4 Tips For Taking Out A Loan To Pay Off Debt

Having debt can steal your peace of mind, especially if it has been pending for too long. For borrowers without a stable source of income, taking out a loan is the surest way of clearing such a debt. However, qualifying for a loan when you already have a pending debt  is not a walk in the park. This is because many banks scrutinize all loan applicants just to find an excuse that can justify their decision of denying the loan that you desire so much. Here is a list of tips that can help you in getting yourself out of the dilemma that’s caused by debts.

  1. Compare Different Banks

The bank is definitely your first stop when you desperately need a loan. This is because they can afford to lend you any amount of money if you have the credit that shows you will pay it back. However, you should never settle for the first bank that agrees to loan you. This is because they might exploit you when you could have gotten a better deal from another bank. It’s actually advisable that you take time to compare the loans that are offered by different banks. Ideally, you should shop for a loan that has a fixed, low interest rate and flexible payment duration. You should also confirm that there are no hidden charges. Remember, there are some banks that will sugarcoat their offer only for them to jump ship later after you have signed on the dotted line. If something is not clear, get clarification from the loans officer.

  1. Try Peer-to-Peer Lenders

In case your loan application is declined by the banks, you should consider working with peer-to-peer lenders. They are basically multiple lenders that are consolidated in one online platform. When you apply for a loan at Loanable.com, you can be sure that your request will be approved right away. This is because there are many lenders that are looking to make extra bucks by loaning out their money for profit. The advantage of dealing with such lenders is that you don’t need to go to the bank in person. You can also apply for a loan on any day of the week. And that’s not all. They also offer loans to applicants with poor credit history. This guarantees that you will not come out of the platform without a solution to your financial woes.

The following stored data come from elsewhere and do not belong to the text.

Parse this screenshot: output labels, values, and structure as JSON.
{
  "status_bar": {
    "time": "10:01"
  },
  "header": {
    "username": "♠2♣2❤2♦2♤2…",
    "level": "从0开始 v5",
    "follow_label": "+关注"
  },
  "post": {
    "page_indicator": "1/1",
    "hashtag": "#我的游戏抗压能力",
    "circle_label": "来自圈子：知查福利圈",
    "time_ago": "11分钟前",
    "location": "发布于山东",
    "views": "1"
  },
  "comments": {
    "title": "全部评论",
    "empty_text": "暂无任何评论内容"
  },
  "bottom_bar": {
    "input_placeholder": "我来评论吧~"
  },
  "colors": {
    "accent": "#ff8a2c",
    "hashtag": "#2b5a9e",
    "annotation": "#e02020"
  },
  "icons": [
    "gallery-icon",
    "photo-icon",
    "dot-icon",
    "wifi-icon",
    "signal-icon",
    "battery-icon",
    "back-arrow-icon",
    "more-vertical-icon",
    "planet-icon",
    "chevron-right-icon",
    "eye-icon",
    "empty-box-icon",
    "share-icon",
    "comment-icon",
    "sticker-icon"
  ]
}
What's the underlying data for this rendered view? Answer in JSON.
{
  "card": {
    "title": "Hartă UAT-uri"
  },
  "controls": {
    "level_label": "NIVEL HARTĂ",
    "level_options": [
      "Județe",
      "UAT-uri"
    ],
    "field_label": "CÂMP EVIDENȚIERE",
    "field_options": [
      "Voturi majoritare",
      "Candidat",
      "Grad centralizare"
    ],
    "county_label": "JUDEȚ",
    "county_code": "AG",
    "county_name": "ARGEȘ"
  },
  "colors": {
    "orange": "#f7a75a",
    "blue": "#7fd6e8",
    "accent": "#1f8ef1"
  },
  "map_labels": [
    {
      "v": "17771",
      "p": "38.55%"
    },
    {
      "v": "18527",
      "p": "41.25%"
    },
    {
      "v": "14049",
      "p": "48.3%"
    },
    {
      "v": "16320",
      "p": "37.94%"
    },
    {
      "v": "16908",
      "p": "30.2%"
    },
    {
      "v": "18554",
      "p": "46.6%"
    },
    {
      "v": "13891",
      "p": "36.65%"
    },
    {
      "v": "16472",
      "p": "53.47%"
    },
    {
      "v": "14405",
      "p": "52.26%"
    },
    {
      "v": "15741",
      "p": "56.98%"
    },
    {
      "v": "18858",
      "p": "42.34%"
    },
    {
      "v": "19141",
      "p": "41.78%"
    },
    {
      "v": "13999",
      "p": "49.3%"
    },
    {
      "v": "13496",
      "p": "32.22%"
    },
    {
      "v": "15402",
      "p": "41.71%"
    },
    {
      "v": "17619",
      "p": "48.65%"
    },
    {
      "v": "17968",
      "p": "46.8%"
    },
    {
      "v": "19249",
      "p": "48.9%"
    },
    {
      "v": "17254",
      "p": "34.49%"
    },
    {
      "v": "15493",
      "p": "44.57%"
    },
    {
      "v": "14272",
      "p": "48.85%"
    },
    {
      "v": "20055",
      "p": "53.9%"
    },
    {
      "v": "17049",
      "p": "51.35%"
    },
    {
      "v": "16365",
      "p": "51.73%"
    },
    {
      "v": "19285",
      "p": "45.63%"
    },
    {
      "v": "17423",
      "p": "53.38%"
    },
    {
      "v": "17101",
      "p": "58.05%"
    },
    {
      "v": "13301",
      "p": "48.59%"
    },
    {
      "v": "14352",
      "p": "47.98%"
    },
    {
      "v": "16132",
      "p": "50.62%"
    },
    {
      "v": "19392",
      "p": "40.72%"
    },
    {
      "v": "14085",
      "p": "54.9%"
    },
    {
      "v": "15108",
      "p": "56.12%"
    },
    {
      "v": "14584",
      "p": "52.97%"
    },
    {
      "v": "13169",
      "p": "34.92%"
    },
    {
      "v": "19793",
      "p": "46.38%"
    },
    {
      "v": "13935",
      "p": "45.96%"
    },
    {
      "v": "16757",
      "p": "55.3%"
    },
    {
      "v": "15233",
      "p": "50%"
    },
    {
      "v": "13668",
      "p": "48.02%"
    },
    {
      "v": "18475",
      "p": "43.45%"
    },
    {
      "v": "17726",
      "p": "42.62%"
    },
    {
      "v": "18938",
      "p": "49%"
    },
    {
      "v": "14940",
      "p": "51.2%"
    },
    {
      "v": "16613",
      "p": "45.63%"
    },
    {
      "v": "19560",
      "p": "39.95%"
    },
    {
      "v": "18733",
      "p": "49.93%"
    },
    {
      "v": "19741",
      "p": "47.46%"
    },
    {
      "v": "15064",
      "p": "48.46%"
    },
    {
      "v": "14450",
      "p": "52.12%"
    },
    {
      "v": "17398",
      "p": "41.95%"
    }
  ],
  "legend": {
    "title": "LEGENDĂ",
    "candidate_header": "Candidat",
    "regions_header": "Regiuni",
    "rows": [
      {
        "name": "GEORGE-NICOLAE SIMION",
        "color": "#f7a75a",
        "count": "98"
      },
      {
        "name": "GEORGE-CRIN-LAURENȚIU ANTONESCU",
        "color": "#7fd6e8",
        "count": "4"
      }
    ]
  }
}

  1. Review Your Credit Score

Before you apply for a loan, it’s advisable you first find out where your credit score stands instead of waiting for the lender to break the bad news to you. In fact, you only need to visit the credit bureau to see your credit report. If it’s not impressive, you should try settling as many debts as possible. You should actually start with the debts that have a high interest rate. Remember, most lenders will be reluctant in giving you a loan if they realize that you have a history of differing in clearing debts. And if they approve your loan request, they will slap you with a high interest rate and a short repayment period. They do this to ensure that they safeguard their interests.

  1. Get a New Credit Card

Getting a new credit card is the last option when the other alternatives have failed. By applying for a credit card that offers zero percent on purchases for a given period of time. If you are lucky, you might find a credit card that provides you an exemption of up to 16 weeks. Once you get such a credit card, you should use it when shopping and direct the cash you normally spend on settling your debt. In fact, you should cut back on your expenses so that you can afford to make a higher payment than what you are supposed to pay every month.